Many thanks for this interesting article by Dario
Calomino. I knew him until now only as the author of works on Nicopolis in
Epirus.
On the coins of
Severus Augustus,
Pick (AMG I/1) writes in note 1, to no. 2039:
"Since nowhere coins of Nicopolis with the
head of
Severus Alexander can be proved, we must assume an error on Vaiilant's
part in the indication of the
obv.",
and in note 2 to no. 2039: "Here, too, there must be an error; it is a coin of
Caracalla on which the name of the governor was illegible."
In short:
Pick did not know any coins of
Severus Alexander from
Nicopolis ad Istrum. He considers the opposite to be an error.
This leaves only the two coins #14 and #15, of which
type #14 is also in my
collection and is illustrated and described in
Hristova-Hoeft-Jekov. About these two coins Colomino writes that they were not issued by the
mint, but outside the usual distribution channel of the city production. At the end he becomes more specific and speaks of itinerant engravers who did not meet the
standard requirements of a
mint or
had never worked for a
mint. Thus these two coins belong to the group of coins usually referred to as "barbarian imitations" and can in no way be taken as proof that there were coins from
Nicopolis ad Istrum under
Severus Alexander. That is why we have decided to exclude them from the list of regular coins.
It also fits that the coins of
Elagabal, which
Calomino mentions and depicts, also belong to the group of "barbarian imitations". Of these, #19 is illustrated in
Hristova-Hoeft-Jekov and
comes from my own
collection, without
Calomino having asked me for permission to illustrate it. The
work of Mr.Jekov and myself is cited by
Calomino, but Mr.Calomino has not contacted me or Mr.Jekov.
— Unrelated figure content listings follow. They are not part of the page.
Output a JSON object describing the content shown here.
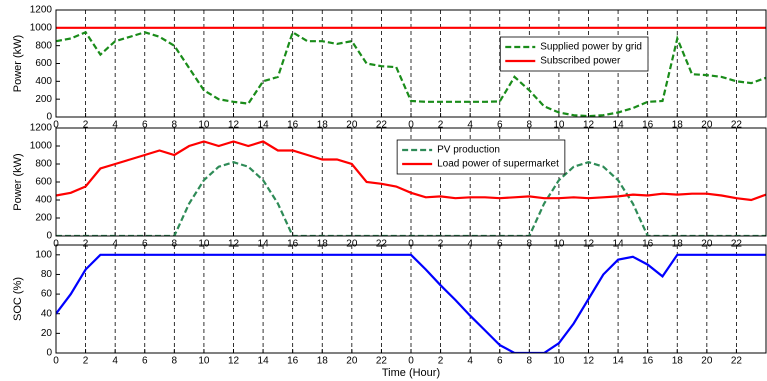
{
  "chart_data": [
    {
      "type": "line",
      "ylabel": "Power (kW)",
      "x": [
        0,
        1,
        2,
        3,
        4,
        5,
        6,
        7,
        8,
        9,
        10,
        11,
        12,
        13,
        14,
        15,
        16,
        17,
        18,
        19,
        20,
        21,
        22,
        23,
        24,
        25,
        26,
        27,
        28,
        29,
        30,
        31,
        32,
        33,
        34,
        35,
        36,
        37,
        38,
        39,
        40,
        41,
        42,
        43,
        44,
        45,
        46,
        47,
        48
      ],
      "xlim": [
        0,
        48
      ],
      "xticks": [
        0,
        2,
        4,
        6,
        8,
        10,
        12,
        14,
        16,
        18,
        20,
        22,
        {
          "value": 24,
          "label": "0"
        },
        {
          "value": 26,
          "label": "2"
        },
        {
          "value": 28,
          "label": "4"
        },
        {
          "value": 30,
          "label": "6"
        },
        {
          "value": 32,
          "label": "8"
        },
        {
          "value": 34,
          "label": "10"
        },
        {
          "value": 36,
          "label": "12"
        },
        {
          "value": 38,
          "label": "14"
        },
        {
          "value": 40,
          "label": "16"
        },
        {
          "value": 42,
          "label": "18"
        },
        {
          "value": 44,
          "label": "20"
        },
        {
          "value": 46,
          "label": "22"
        }
      ],
      "ylim": [
        0,
        1200
      ],
      "yticks": [
        0,
        200,
        400,
        600,
        800,
        1000,
        1200
      ],
      "grid": "x",
      "legend": "upper right",
      "series": [
        {
          "name": "Supplied power by grid",
          "color": "#1a8c1a",
          "style": "dashed",
          "values": [
            850,
            880,
            950,
            700,
            850,
            900,
            950,
            900,
            800,
            550,
            300,
            200,
            170,
            150,
            400,
            450,
            950,
            850,
            850,
            820,
            850,
            600,
            570,
            560,
            180,
            170,
            170,
            170,
            170,
            170,
            175,
            450,
            300,
            120,
            50,
            20,
            10,
            20,
            50,
            100,
            170,
            180,
            880,
            480,
            470,
            450,
            400,
            380,
            440
          ]
        },
        {
          "name": "Subscribed power",
          "color": "#ff0000",
          "style": "solid",
          "values": [
            1000,
            1000,
            1000,
            1000,
            1000,
            1000,
            1000,
            1000,
            1000,
            1000,
            1000,
            1000,
            1000,
            1000,
            1000,
            1000,
            1000,
            1000,
            1000,
            1000,
            1000,
            1000,
            1000,
            1000,
            1000,
            1000,
            1000,
            1000,
            1000,
            1000,
            1000,
            1000,
            1000,
            1000,
            1000,
            1000,
            1000,
            1000,
            1000,
            1000,
            1000,
            1000,
            1000,
            1000,
            1000,
            1000,
            1000,
            1000,
            1000
          ]
        }
      ]
    },
    {
      "type": "line",
      "ylabel": "Power (kW)",
      "x": [
        0,
        1,
        2,
        3,
        4,
        5,
        6,
        7,
        8,
        9,
        10,
        11,
        12,
        13,
        14,
        15,
        16,
        17,
        18,
        19,
        20,
        21,
        22,
        23,
        24,
        25,
        26,
        27,
        28,
        29,
        30,
        31,
        32,
        33,
        34,
        35,
        36,
        37,
        38,
        39,
        40,
        41,
        42,
        43,
        44,
        45,
        46,
        47,
        48
      ],
      "xlim": [
        0,
        48
      ],
      "xticks": [
        0,
        2,
        4,
        6,
        8,
        10,
        12,
        14,
        16,
        18,
        20,
        22,
        {
          "value": 24,
          "label": "0"
        },
        {
          "value": 26,
          "label": "2"
        },
        {
          "value": 28,
          "label": "4"
        },
        {
          "value": 30,
          "label": "6"
        },
        {
          "value": 32,
          "label": "8"
        },
        {
          "value": 34,
          "label": "10"
        },
        {
          "value": 36,
          "label": "12"
        },
        {
          "value": 38,
          "label": "14"
        },
        {
          "value": 40,
          "label": "16"
        },
        {
          "value": 42,
          "label": "18"
        },
        {
          "value": 44,
          "label": "20"
        },
        {
          "value": 46,
          "label": "22"
        }
      ],
      "ylim": [
        0,
        1200
      ],
      "yticks": [
        0,
        200,
        400,
        600,
        800,
        1000,
        1200
      ],
      "grid": "x",
      "legend": "upper center",
      "series": [
        {
          "name": "PV production",
          "color": "#2e8b57",
          "style": "dashed",
          "values": [
            0,
            0,
            0,
            0,
            0,
            0,
            0,
            0,
            0,
            360,
            620,
            770,
            820,
            770,
            620,
            360,
            0,
            0,
            0,
            0,
            0,
            0,
            0,
            0,
            0,
            0,
            0,
            0,
            0,
            0,
            0,
            0,
            0,
            360,
            620,
            770,
            820,
            770,
            620,
            360,
            0,
            0,
            0,
            0,
            0,
            0,
            0,
            0,
            0
          ]
        },
        {
          "name": "Load power of supermarket",
          "color": "#ff0000",
          "style": "solid",
          "values": [
            450,
            480,
            550,
            750,
            800,
            850,
            900,
            950,
            900,
            1000,
            1050,
            1000,
            1050,
            1000,
            1050,
            950,
            950,
            900,
            850,
            850,
            800,
            600,
            580,
            550,
            480,
            430,
            440,
            420,
            430,
            430,
            420,
            430,
            440,
            420,
            420,
            430,
            420,
            430,
            440,
            460,
            450,
            470,
            460,
            470,
            470,
            450,
            420,
            400,
            460
          ]
        }
      ]
    },
    {
      "type": "line",
      "ylabel": "SOC (%)",
      "xlabel": "Time (Hour)",
      "x": [
        0,
        1,
        2,
        3,
        4,
        5,
        6,
        7,
        8,
        9,
        10,
        11,
        12,
        13,
        14,
        15,
        16,
        17,
        18,
        19,
        20,
        21,
        22,
        23,
        24,
        25,
        26,
        27,
        28,
        29,
        30,
        31,
        32,
        33,
        34,
        35,
        36,
        37,
        38,
        39,
        40,
        41,
        42,
        43,
        44,
        45,
        46,
        47,
        48
      ],
      "xlim": [
        0,
        48
      ],
      "xticks": [
        0,
        2,
        4,
        6,
        8,
        10,
        12,
        14,
        16,
        18,
        20,
        22,
        {
          "value": 24,
          "label": "0"
        },
        {
          "value": 26,
          "label": "2"
        },
        {
          "value": 28,
          "label": "4"
        },
        {
          "value": 30,
          "label": "6"
        },
        {
          "value": 32,
          "label": "8"
        },
        {
          "value": 34,
          "label": "10"
        },
        {
          "value": 36,
          "label": "12"
        },
        {
          "value": 38,
          "label": "14"
        },
        {
          "value": 40,
          "label": "16"
        },
        {
          "value": 42,
          "label": "18"
        },
        {
          "value": 44,
          "label": "20"
        },
        {
          "value": 46,
          "label": "22"
        }
      ],
      "ylim": [
        0,
        110
      ],
      "yticks": [
        0,
        20,
        40,
        60,
        80,
        100
      ],
      "grid": "x",
      "series": [
        {
          "color": "#0000ff",
          "style": "solid",
          "values": [
            40,
            60,
            85,
            100,
            100,
            100,
            100,
            100,
            100,
            100,
            100,
            100,
            100,
            100,
            100,
            100,
            100,
            100,
            100,
            100,
            100,
            100,
            100,
            100,
            100,
            85,
            69,
            54,
            38,
            23,
            8,
            0,
            0,
            0,
            10,
            30,
            55,
            80,
            95,
            98,
            90,
            78,
            100,
            100,
            100,
            100,
            100,
            100,
            100
          ]
        }
      ]
    }
  ]
}
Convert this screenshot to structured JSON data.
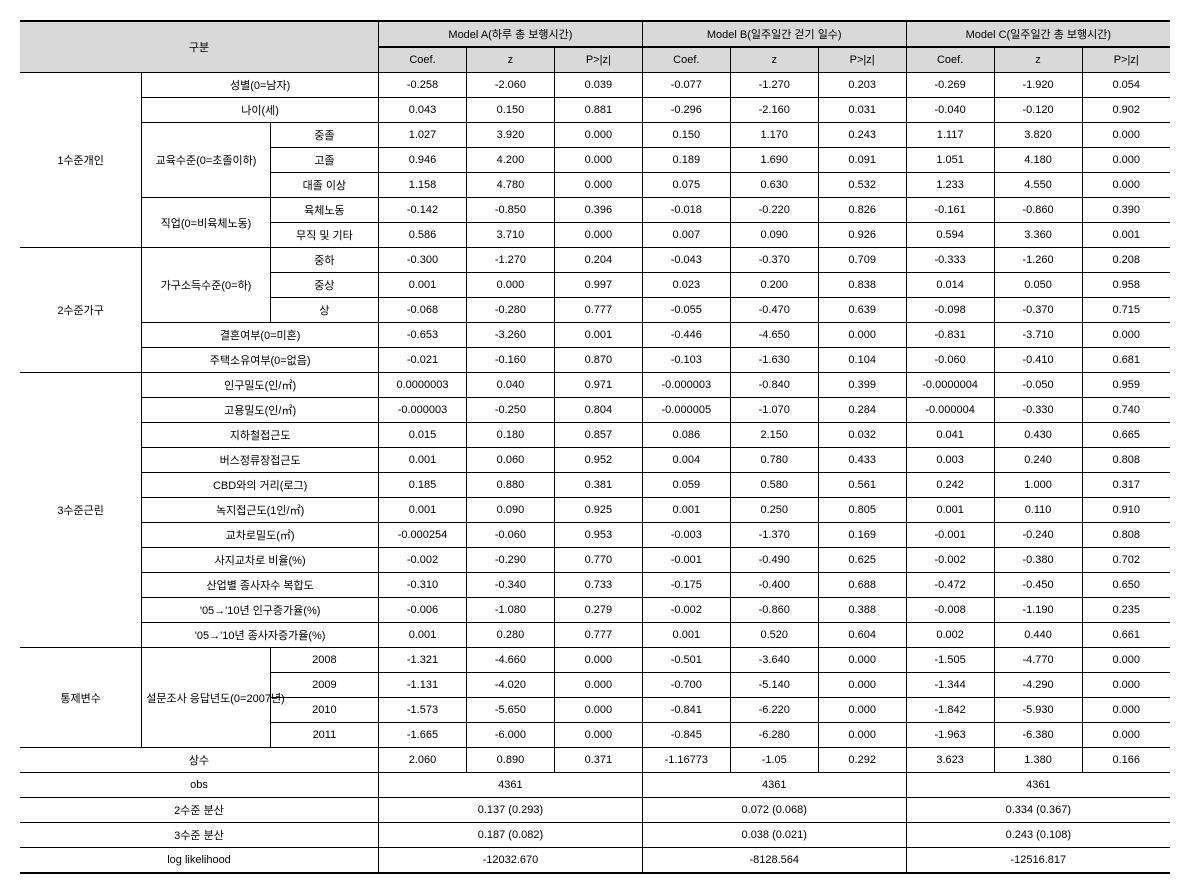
{
  "header": {
    "gubun": "구분",
    "modelA": "Model A(하루 총 보행시간)",
    "modelB": "Model B(일주일간 걷기 일수)",
    "modelC": "Model C(일주일간 총 보행시간)",
    "coef": "Coef.",
    "z": "z",
    "pz": "P>|z|"
  },
  "categories": {
    "level1": "1수준개인",
    "level2": "2수준가구",
    "level3": "3수준근린",
    "control": "통제변수"
  },
  "rows": {
    "gender": {
      "label": "성별(0=남자)",
      "a": [
        "-0.258",
        "-2.060",
        "0.039"
      ],
      "b": [
        "-0.077",
        "-1.270",
        "0.203"
      ],
      "c": [
        "-0.269",
        "-1.920",
        "0.054"
      ]
    },
    "age": {
      "label": "나이(세)",
      "a": [
        "0.043",
        "0.150",
        "0.881"
      ],
      "b": [
        "-0.296",
        "-2.160",
        "0.031"
      ],
      "c": [
        "-0.040",
        "-0.120",
        "0.902"
      ]
    },
    "edu_label": "교육수준(0=초졸이하)",
    "edu_mid": {
      "label": "중졸",
      "a": [
        "1.027",
        "3.920",
        "0.000"
      ],
      "b": [
        "0.150",
        "1.170",
        "0.243"
      ],
      "c": [
        "1.117",
        "3.820",
        "0.000"
      ]
    },
    "edu_high": {
      "label": "고졸",
      "a": [
        "0.946",
        "4.200",
        "0.000"
      ],
      "b": [
        "0.189",
        "1.690",
        "0.091"
      ],
      "c": [
        "1.051",
        "4.180",
        "0.000"
      ]
    },
    "edu_col": {
      "label": "대졸 이상",
      "a": [
        "1.158",
        "4.780",
        "0.000"
      ],
      "b": [
        "0.075",
        "0.630",
        "0.532"
      ],
      "c": [
        "1.233",
        "4.550",
        "0.000"
      ]
    },
    "job_label": "직업(0=비육체노동)",
    "job_phys": {
      "label": "육체노동",
      "a": [
        "-0.142",
        "-0.850",
        "0.396"
      ],
      "b": [
        "-0.018",
        "-0.220",
        "0.826"
      ],
      "c": [
        "-0.161",
        "-0.860",
        "0.390"
      ]
    },
    "job_none": {
      "label": "무직 및 기타",
      "a": [
        "0.586",
        "3.710",
        "0.000"
      ],
      "b": [
        "0.007",
        "0.090",
        "0.926"
      ],
      "c": [
        "0.594",
        "3.360",
        "0.001"
      ]
    },
    "income_label": "가구소득수준(0=하)",
    "inc_midlow": {
      "label": "중하",
      "a": [
        "-0.300",
        "-1.270",
        "0.204"
      ],
      "b": [
        "-0.043",
        "-0.370",
        "0.709"
      ],
      "c": [
        "-0.333",
        "-1.260",
        "0.208"
      ]
    },
    "inc_midhigh": {
      "label": "중상",
      "a": [
        "0.001",
        "0.000",
        "0.997"
      ],
      "b": [
        "0.023",
        "0.200",
        "0.838"
      ],
      "c": [
        "0.014",
        "0.050",
        "0.958"
      ]
    },
    "inc_high": {
      "label": "상",
      "a": [
        "-0.068",
        "-0.280",
        "0.777"
      ],
      "b": [
        "-0.055",
        "-0.470",
        "0.639"
      ],
      "c": [
        "-0.098",
        "-0.370",
        "0.715"
      ]
    },
    "marriage": {
      "label": "결혼여부(0=미혼)",
      "a": [
        "-0.653",
        "-3.260",
        "0.001"
      ],
      "b": [
        "-0.446",
        "-4.650",
        "0.000"
      ],
      "c": [
        "-0.831",
        "-3.710",
        "0.000"
      ]
    },
    "house": {
      "label": "주택소유여부(0=없음)",
      "a": [
        "-0.021",
        "-0.160",
        "0.870"
      ],
      "b": [
        "-0.103",
        "-1.630",
        "0.104"
      ],
      "c": [
        "-0.060",
        "-0.410",
        "0.681"
      ]
    },
    "popden": {
      "label": "인구밀도(인/㎡)",
      "a": [
        "0.0000003",
        "0.040",
        "0.971"
      ],
      "b": [
        "-0.000003",
        "-0.840",
        "0.399"
      ],
      "c": [
        "-0.0000004",
        "-0.050",
        "0.959"
      ]
    },
    "empden": {
      "label": "고용밀도(인/㎡)",
      "a": [
        "-0.000003",
        "-0.250",
        "0.804"
      ],
      "b": [
        "-0.000005",
        "-1.070",
        "0.284"
      ],
      "c": [
        "-0.000004",
        "-0.330",
        "0.740"
      ]
    },
    "subway": {
      "label": "지하철접근도",
      "a": [
        "0.015",
        "0.180",
        "0.857"
      ],
      "b": [
        "0.086",
        "2.150",
        "0.032"
      ],
      "c": [
        "0.041",
        "0.430",
        "0.665"
      ]
    },
    "bus": {
      "label": "버스정류장접근도",
      "a": [
        "0.001",
        "0.060",
        "0.952"
      ],
      "b": [
        "0.004",
        "0.780",
        "0.433"
      ],
      "c": [
        "0.003",
        "0.240",
        "0.808"
      ]
    },
    "cbd": {
      "label": "CBD와의 거리(로그)",
      "a": [
        "0.185",
        "0.880",
        "0.381"
      ],
      "b": [
        "0.059",
        "0.580",
        "0.561"
      ],
      "c": [
        "0.242",
        "1.000",
        "0.317"
      ]
    },
    "green": {
      "label": "녹지접근도(1인/㎡)",
      "a": [
        "0.001",
        "0.090",
        "0.925"
      ],
      "b": [
        "0.001",
        "0.250",
        "0.805"
      ],
      "c": [
        "0.001",
        "0.110",
        "0.910"
      ]
    },
    "intersect": {
      "label": "교차로밀도(㎡)",
      "a": [
        "-0.000254",
        "-0.060",
        "0.953"
      ],
      "b": [
        "-0.003",
        "-1.370",
        "0.169"
      ],
      "c": [
        "-0.001",
        "-0.240",
        "0.808"
      ]
    },
    "fourway": {
      "label": "사지교차로 비율(%)",
      "a": [
        "-0.002",
        "-0.290",
        "0.770"
      ],
      "b": [
        "-0.001",
        "-0.490",
        "0.625"
      ],
      "c": [
        "-0.002",
        "-0.380",
        "0.702"
      ]
    },
    "mix": {
      "label": "산업별 종사자수 복합도",
      "a": [
        "-0.310",
        "-0.340",
        "0.733"
      ],
      "b": [
        "-0.175",
        "-0.400",
        "0.688"
      ],
      "c": [
        "-0.472",
        "-0.450",
        "0.650"
      ]
    },
    "popgrowth": {
      "label": "'05→'10년 인구증가율(%)",
      "a": [
        "-0.006",
        "-1.080",
        "0.279"
      ],
      "b": [
        "-0.002",
        "-0.860",
        "0.388"
      ],
      "c": [
        "-0.008",
        "-1.190",
        "0.235"
      ]
    },
    "empgrowth": {
      "label": "'05→'10년 종사자증가율(%)",
      "a": [
        "0.001",
        "0.280",
        "0.777"
      ],
      "b": [
        "0.001",
        "0.520",
        "0.604"
      ],
      "c": [
        "0.002",
        "0.440",
        "0.661"
      ]
    },
    "survey_label": "설문조사 응답년도(0=2007년)",
    "y2008": {
      "label": "2008",
      "a": [
        "-1.321",
        "-4.660",
        "0.000"
      ],
      "b": [
        "-0.501",
        "-3.640",
        "0.000"
      ],
      "c": [
        "-1.505",
        "-4.770",
        "0.000"
      ]
    },
    "y2009": {
      "label": "2009",
      "a": [
        "-1.131",
        "-4.020",
        "0.000"
      ],
      "b": [
        "-0.700",
        "-5.140",
        "0.000"
      ],
      "c": [
        "-1.344",
        "-4.290",
        "0.000"
      ]
    },
    "y2010": {
      "label": "2010",
      "a": [
        "-1.573",
        "-5.650",
        "0.000"
      ],
      "b": [
        "-0.841",
        "-6.220",
        "0.000"
      ],
      "c": [
        "-1.842",
        "-5.930",
        "0.000"
      ]
    },
    "y2011": {
      "label": "2011",
      "a": [
        "-1.665",
        "-6.000",
        "0.000"
      ],
      "b": [
        "-0.845",
        "-6.280",
        "0.000"
      ],
      "c": [
        "-1.963",
        "-6.380",
        "0.000"
      ]
    },
    "const": {
      "label": "상수",
      "a": [
        "2.060",
        "0.890",
        "0.371"
      ],
      "b": [
        "-1.16773",
        "-1.05",
        "0.292"
      ],
      "c": [
        "3.623",
        "1.380",
        "0.166"
      ]
    }
  },
  "footer": {
    "obs": {
      "label": "obs",
      "a": "4361",
      "b": "4361",
      "c": "4361"
    },
    "var2": {
      "label": "2수준 분산",
      "a": "0.137 (0.293)",
      "b": "0.072 (0.068)",
      "c": "0.334 (0.367)"
    },
    "var3": {
      "label": "3수준 분산",
      "a": "0.187 (0.082)",
      "b": "0.038 (0.021)",
      "c": "0.243 (0.108)"
    },
    "ll": {
      "label": "log likelihood",
      "a": "-12032.670",
      "b": "-8128.564",
      "c": "-12516.817"
    }
  }
}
Calomino is of the opinion that one reason for the closure of the
mint at
Nicopolis ad Istrum may have been that the coinage under
Elagabal may have been so great that there was simply no need for coins. This, however, is in contradiction to the fact that in the final
part he cites the lack of small change in the army as the reason for the "barbarian imitations", a phenomenon that has long been known.